Why is PT considered the best for editing audio?

i mean employed as a pro tools operator. several big name producers employ pro tools engineers and untold lower level, but steadily working, producers do so as well. i myself hire guys who are facile with Beat Detective and PT in general to edit as i carry on tracking.

i am a working engineer... slogging it out every day in this industry and dealing with many other engineers and studios and labels... so i don't know if you are really trying to convince me of your positions or not, but i have too much real world experience at this point, and gaining more everyday, to pay your argument much mind... sorry mate, facility with Pro Tools will get you hired a damned sight faster than facility with Cubase. that's reality. i'm not theorizing.

We are talking about editing related jobs here.. not main AE jobs at analogue studios, or even asst. AE jobs at digital studios with large analogue desks... or anything in between. this was and is a software discussion.
 
Didn't you make the switch from Cubase to PT?

No, I still use cubase primarily because I am ALOT faster in cubase at the moment. That and getting a PT setup that would fit my needs would require a faster machine as well as a "bigger" digi interface (no thanks). I got PT just to learn it and throw bands projects in so they can take them elsewhere if they like. There are elements in PT I like better than cubase but there is stuff I like in cubase better.

You know another beef I have with PT is the fact that you need ANOTHER version if you decide to go with m-audio instead of digi.
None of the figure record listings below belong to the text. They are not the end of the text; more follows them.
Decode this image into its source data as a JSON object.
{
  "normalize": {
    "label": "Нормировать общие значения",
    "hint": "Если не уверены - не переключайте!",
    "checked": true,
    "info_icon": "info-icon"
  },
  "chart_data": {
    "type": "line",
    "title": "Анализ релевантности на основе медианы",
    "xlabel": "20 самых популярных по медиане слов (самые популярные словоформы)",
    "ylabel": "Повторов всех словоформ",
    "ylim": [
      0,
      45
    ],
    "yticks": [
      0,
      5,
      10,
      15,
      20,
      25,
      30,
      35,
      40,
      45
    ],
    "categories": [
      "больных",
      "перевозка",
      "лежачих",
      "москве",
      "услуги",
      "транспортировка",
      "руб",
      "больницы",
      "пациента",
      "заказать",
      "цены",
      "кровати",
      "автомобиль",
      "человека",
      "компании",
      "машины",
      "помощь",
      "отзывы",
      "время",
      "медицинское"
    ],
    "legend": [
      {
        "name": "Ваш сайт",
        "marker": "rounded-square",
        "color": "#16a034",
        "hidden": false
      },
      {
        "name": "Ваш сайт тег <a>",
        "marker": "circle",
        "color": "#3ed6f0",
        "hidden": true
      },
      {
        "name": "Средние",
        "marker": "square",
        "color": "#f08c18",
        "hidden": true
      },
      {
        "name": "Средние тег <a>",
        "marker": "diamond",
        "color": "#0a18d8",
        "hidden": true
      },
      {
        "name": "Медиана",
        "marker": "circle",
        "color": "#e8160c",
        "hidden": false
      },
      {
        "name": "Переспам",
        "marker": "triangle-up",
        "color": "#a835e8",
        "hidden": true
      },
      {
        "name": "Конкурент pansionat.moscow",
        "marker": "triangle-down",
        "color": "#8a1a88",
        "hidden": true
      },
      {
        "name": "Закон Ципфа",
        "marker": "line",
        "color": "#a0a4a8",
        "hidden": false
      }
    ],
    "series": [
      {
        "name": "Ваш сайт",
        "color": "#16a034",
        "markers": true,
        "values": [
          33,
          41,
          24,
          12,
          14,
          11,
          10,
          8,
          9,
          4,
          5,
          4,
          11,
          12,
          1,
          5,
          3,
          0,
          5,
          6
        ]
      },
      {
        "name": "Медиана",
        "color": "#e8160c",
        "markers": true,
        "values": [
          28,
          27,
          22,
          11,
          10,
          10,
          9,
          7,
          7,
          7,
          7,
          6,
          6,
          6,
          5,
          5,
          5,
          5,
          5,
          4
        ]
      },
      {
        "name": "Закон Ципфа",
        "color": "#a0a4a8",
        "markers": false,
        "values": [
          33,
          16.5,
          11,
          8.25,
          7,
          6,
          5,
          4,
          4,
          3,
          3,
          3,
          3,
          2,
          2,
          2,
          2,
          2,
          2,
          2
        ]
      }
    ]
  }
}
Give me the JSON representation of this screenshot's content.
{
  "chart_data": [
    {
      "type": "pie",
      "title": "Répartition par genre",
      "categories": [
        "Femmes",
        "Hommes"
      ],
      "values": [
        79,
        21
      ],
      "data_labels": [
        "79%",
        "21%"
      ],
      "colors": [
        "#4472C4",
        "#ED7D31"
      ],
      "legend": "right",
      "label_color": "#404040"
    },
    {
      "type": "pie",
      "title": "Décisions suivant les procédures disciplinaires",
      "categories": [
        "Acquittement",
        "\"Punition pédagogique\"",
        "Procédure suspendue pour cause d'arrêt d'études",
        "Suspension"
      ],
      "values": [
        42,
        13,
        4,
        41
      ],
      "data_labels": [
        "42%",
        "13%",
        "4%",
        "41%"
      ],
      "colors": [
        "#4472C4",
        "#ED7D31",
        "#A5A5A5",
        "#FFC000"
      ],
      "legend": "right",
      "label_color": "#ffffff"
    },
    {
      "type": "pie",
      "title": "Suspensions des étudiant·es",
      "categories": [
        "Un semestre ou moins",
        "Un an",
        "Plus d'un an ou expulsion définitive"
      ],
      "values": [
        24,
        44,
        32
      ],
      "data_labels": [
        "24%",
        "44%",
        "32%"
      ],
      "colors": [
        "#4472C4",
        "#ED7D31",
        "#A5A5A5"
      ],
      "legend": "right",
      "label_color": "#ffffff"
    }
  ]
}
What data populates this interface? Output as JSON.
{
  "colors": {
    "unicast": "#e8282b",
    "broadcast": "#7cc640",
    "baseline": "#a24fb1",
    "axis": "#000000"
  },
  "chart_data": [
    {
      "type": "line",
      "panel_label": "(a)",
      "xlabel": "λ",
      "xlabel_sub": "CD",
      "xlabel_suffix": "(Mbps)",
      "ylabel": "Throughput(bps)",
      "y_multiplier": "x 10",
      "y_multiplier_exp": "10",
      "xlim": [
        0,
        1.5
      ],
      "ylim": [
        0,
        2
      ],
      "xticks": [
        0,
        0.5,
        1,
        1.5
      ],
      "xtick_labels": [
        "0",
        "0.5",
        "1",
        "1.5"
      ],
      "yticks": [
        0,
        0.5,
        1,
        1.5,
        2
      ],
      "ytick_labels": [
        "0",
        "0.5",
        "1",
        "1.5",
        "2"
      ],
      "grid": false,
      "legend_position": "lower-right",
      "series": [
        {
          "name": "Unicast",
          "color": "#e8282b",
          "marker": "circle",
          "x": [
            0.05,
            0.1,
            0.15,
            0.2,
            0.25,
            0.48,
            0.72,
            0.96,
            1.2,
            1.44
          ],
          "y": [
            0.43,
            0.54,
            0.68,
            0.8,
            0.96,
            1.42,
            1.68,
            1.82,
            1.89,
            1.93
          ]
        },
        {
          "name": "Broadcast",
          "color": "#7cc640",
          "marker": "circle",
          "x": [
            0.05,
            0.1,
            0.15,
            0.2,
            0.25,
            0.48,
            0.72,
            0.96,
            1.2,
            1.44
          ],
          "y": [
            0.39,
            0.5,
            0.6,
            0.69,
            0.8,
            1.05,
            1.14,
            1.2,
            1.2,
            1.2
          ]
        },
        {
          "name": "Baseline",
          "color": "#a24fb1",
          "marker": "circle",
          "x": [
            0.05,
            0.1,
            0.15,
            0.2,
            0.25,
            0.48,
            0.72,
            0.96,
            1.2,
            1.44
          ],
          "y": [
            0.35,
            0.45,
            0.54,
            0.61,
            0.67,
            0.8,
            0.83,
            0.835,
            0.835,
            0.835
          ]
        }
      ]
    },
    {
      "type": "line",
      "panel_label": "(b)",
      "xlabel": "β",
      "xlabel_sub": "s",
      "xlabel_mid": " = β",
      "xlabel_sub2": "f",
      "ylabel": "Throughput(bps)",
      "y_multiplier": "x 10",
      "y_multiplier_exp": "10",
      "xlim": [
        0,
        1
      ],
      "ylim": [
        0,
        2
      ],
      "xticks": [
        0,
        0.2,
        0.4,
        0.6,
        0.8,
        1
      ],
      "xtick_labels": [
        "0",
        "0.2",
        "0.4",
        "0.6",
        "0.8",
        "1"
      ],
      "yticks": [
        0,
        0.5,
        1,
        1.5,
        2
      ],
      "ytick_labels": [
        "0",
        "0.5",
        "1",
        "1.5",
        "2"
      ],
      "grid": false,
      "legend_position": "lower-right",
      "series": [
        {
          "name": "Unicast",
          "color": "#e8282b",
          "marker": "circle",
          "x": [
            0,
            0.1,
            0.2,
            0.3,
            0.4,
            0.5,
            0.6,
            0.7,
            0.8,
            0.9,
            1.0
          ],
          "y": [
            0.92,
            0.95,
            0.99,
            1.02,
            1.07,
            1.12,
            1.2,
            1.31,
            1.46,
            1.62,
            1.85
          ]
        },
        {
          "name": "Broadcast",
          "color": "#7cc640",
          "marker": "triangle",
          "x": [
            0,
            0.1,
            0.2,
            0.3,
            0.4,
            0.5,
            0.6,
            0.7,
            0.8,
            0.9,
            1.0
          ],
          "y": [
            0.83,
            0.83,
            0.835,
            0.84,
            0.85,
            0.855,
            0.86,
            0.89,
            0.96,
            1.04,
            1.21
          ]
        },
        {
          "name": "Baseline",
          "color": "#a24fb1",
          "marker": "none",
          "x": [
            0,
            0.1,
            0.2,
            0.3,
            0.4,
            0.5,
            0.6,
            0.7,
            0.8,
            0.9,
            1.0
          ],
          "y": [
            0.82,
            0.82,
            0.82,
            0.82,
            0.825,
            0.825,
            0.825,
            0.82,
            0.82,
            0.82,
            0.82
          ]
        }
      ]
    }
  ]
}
They really know how to grab your nuts and give em a good squeeze. On the other hand though standardisation usually = stablisation. Oh and yes my spelling is super.
 
I am considering picking up a cheap mbox just to see the edge PT has over the others....( editing wise..I know it doesnt' have the track count or muscle of an hd system)..

for timeline editing and working logically reaper has actually blown me away..Cubase and sonar seem ultra clunky for audio when you get used to working with reapers routing matrix, tooless editing, and rendering abilities... the only thing I dont like is the gazillion keyboard shortcuts I cant remember and lack of wave editor ( but you van link it seamlessly to wavelab , soundforge, etc.)
 
Hey isn't PTHD written in machine code, so it runs more fluidly? I thought that was a primary reason people like it. Could be wrong there, but I swear I read that somewhere.
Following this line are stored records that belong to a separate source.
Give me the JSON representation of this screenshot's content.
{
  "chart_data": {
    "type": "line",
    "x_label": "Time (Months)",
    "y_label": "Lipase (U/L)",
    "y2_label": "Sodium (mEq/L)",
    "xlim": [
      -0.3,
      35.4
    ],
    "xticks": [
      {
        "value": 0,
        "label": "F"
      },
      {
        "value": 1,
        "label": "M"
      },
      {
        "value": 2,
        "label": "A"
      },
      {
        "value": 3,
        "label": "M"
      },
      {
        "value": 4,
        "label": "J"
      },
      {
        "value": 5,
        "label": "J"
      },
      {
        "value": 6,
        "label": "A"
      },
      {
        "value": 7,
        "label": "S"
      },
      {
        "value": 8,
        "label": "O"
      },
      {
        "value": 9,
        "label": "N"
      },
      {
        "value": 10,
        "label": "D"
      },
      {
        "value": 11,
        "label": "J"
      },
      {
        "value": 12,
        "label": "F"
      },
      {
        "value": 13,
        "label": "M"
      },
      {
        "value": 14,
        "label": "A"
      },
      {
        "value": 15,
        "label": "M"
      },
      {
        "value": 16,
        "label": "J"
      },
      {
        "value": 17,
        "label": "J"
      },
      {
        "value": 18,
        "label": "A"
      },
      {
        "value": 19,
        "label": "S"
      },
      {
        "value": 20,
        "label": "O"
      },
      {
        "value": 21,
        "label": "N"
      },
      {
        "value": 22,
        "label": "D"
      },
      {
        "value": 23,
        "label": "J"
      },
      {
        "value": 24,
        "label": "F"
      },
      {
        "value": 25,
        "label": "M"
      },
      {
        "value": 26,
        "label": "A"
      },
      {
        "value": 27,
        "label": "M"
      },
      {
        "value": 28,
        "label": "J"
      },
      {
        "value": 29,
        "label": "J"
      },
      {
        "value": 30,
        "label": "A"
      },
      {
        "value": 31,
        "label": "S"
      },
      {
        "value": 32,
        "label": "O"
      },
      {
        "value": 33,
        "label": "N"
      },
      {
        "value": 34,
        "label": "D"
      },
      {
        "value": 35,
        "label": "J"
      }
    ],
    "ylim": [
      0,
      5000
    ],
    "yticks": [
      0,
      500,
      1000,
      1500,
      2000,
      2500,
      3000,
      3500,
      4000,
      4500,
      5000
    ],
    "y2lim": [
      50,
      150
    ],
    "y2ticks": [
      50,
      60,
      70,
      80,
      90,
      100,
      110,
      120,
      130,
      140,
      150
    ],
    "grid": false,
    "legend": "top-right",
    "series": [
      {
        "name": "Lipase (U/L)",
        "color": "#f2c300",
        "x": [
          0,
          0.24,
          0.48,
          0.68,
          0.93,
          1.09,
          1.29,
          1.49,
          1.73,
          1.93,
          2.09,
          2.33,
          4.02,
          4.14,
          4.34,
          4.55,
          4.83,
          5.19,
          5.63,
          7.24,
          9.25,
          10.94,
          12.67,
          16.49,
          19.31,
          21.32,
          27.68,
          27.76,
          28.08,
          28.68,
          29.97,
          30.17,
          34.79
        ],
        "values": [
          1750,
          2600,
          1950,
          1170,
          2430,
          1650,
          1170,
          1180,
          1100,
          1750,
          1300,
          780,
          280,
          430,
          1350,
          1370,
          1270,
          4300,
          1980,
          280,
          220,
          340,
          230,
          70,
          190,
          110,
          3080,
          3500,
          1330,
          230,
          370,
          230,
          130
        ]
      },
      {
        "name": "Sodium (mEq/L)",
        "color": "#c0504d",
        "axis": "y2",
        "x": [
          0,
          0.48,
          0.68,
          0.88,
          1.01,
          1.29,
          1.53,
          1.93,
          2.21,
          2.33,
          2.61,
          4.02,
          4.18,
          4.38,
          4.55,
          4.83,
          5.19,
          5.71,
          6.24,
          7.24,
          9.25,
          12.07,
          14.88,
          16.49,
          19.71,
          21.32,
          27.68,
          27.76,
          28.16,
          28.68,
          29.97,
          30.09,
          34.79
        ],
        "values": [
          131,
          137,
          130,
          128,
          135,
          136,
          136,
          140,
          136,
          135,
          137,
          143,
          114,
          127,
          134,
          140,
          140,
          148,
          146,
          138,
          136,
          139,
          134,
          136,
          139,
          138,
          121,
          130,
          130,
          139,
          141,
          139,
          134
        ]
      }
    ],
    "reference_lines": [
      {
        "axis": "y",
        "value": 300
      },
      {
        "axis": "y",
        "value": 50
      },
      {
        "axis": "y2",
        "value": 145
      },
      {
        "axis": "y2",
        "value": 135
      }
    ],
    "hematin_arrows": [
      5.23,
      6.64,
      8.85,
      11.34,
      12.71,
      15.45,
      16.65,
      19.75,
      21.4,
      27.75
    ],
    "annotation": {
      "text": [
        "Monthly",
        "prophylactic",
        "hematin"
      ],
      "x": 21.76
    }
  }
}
Edit: In fact, I believe it's in the latest TapeOp. A discussion about why it's so much more difficult to create HD plugins, but the performance is so much better. Anyway, I wouldn't know--I'm a lowly LE user who's become addicted to VST instruments so I been sleeping with Nuendo/Cubase lately.
 
i mean employed as a pro tools operator. several big name producers employ pro tools engineers and untold lower level, but steadily working, producers do so as well. i myself hire guys who are facile with Beat Detective and PT in general to edit as i carry on tracking.

I good friend of mine used to run a pro tools based studio and when he closed it he was hired as a tools operator within weeks. Ended up doing a session at a large studio in the UK and got offer the house engineer job based on his pro tools skills. Hes now on tour with one of the high profile acts who recorded there as their live pro tools operator.
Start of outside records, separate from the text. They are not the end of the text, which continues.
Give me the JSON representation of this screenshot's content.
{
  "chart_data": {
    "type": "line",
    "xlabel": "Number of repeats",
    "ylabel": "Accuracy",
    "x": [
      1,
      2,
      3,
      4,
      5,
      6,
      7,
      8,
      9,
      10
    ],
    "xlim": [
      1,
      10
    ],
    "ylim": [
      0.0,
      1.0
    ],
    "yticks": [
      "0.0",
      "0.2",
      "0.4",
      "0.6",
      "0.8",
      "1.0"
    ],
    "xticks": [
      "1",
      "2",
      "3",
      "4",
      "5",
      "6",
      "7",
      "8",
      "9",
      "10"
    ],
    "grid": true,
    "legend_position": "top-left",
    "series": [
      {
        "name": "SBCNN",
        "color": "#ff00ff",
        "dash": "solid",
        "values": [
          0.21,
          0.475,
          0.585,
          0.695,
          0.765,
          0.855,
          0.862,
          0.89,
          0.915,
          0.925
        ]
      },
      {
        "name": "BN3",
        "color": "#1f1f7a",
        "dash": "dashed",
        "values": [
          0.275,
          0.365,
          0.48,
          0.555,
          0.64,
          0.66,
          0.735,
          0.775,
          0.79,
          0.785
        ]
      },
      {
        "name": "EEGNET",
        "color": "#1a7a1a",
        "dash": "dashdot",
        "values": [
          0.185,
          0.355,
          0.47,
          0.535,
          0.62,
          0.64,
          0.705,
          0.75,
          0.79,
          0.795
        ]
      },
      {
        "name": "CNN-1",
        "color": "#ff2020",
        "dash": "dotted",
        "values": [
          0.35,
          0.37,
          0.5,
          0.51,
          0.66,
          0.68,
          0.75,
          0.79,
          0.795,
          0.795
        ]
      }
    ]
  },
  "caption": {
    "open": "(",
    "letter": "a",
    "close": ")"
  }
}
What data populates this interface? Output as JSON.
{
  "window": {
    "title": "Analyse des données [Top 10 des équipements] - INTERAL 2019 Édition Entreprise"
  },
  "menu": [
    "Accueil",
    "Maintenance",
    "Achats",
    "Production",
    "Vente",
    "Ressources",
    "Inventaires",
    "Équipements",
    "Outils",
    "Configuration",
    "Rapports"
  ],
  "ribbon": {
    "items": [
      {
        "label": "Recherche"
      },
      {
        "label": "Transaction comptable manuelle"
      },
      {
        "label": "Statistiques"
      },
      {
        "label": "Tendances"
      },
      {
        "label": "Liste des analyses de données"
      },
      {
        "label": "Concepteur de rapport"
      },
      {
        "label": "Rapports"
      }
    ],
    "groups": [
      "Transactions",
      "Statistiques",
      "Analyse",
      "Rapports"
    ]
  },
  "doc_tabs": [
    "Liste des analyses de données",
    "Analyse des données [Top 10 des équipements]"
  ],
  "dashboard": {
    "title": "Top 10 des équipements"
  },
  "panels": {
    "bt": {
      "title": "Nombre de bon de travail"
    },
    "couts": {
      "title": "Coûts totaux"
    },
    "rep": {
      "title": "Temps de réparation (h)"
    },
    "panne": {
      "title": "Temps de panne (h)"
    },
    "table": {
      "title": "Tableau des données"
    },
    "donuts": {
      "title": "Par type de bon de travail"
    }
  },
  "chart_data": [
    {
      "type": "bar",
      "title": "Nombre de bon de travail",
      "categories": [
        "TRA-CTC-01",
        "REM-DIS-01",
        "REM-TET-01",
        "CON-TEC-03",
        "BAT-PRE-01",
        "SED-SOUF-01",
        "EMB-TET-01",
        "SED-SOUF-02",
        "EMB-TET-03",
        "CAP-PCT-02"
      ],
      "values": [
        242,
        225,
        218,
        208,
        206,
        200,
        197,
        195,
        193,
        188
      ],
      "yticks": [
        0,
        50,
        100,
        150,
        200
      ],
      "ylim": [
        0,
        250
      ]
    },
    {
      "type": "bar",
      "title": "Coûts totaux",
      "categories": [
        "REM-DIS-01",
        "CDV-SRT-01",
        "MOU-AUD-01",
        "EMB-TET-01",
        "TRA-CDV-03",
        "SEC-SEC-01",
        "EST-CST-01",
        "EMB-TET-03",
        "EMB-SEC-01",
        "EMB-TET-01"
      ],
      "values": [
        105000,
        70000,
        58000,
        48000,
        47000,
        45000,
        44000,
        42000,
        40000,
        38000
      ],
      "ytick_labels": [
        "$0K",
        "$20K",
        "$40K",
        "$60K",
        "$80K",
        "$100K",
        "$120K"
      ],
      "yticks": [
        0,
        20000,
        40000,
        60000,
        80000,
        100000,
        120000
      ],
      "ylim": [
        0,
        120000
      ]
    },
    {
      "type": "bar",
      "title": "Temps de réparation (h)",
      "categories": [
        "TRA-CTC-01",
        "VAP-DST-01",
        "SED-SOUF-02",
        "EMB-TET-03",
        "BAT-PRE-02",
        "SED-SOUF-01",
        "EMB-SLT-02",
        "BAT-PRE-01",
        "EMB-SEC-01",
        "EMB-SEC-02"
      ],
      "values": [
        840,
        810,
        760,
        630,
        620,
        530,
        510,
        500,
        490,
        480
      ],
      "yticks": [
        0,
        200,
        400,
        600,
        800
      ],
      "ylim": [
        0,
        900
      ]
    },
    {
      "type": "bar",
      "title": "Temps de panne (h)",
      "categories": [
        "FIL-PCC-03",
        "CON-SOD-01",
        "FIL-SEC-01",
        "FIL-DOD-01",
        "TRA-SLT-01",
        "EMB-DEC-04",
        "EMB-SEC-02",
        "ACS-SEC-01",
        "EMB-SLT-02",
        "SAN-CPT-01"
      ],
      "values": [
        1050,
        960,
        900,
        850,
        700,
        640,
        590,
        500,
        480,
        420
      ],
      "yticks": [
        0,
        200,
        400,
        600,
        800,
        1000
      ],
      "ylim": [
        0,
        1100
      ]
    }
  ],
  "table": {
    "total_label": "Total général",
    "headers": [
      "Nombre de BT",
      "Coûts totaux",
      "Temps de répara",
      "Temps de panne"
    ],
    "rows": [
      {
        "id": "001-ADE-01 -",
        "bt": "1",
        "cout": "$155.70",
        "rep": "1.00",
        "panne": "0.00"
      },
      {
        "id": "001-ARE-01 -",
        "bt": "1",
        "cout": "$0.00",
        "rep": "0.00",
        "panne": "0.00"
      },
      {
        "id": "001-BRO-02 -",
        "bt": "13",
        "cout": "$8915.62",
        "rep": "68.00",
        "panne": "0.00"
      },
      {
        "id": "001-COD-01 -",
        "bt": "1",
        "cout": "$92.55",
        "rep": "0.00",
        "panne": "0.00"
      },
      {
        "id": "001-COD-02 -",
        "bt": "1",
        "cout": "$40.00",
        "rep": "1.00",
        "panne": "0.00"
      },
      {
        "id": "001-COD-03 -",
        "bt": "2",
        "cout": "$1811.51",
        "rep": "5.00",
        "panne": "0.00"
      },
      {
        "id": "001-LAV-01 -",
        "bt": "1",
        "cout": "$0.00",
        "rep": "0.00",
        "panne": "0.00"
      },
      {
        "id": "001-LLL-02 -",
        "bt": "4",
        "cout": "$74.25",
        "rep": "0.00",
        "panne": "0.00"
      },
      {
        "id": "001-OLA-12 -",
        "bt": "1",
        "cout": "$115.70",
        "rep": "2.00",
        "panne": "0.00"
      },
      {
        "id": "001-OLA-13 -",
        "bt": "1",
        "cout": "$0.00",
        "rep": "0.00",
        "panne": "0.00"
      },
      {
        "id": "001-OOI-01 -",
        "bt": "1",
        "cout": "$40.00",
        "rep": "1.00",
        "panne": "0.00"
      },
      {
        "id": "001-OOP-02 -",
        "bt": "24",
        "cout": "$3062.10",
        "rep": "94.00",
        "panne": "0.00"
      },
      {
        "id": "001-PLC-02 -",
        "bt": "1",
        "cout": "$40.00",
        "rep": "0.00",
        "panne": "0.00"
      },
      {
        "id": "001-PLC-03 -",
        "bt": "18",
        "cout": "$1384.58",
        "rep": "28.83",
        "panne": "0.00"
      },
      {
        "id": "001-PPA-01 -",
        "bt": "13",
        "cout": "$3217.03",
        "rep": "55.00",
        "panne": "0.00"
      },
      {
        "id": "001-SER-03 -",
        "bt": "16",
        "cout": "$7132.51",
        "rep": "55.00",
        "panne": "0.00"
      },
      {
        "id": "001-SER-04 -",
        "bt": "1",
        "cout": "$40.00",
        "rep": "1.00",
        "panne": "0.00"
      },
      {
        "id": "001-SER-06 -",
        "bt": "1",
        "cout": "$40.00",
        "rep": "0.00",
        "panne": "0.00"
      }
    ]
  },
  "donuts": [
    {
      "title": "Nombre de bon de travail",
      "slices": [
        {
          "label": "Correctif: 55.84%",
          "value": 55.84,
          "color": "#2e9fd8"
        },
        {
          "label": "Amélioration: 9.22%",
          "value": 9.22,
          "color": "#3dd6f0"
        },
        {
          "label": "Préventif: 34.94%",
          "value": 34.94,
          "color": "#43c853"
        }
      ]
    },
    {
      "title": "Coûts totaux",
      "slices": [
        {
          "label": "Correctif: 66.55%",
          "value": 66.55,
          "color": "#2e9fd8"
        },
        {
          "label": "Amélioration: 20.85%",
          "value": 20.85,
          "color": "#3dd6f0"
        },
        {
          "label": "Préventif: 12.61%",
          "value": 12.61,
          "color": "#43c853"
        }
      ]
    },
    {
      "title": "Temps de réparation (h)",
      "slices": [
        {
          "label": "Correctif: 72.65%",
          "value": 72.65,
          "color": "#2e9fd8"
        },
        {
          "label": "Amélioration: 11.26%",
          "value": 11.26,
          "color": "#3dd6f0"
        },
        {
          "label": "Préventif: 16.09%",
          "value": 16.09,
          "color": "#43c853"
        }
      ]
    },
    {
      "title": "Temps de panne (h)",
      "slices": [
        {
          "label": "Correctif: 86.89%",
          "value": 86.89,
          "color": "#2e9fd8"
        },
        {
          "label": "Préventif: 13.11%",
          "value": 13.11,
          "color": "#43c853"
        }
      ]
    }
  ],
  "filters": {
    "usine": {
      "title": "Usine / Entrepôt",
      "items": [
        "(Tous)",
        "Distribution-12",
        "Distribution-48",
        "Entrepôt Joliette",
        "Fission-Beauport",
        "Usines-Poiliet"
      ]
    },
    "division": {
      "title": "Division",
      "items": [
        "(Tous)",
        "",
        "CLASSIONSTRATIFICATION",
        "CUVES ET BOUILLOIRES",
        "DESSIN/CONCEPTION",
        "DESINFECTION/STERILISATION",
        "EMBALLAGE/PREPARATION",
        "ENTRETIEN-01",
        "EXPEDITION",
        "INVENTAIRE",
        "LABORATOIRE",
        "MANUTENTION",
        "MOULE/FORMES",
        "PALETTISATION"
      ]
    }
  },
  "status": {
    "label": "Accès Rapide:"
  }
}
Every studio Ive hired in the last year for drum tracking uses pro tools so Ive ended up buying m powered, firstly so I can take my sessions away easily and secondly so I can be familiar with the systems in these studios. I still mix in logic because I ve been using it for years and know it better than all the others but in this day and age you have to have some pro tools knowledge if your even going to go into a commercial studio!!

Also Ive never heard of anyone trying to hire a logic/ cubase operator but you see it for tools all the time.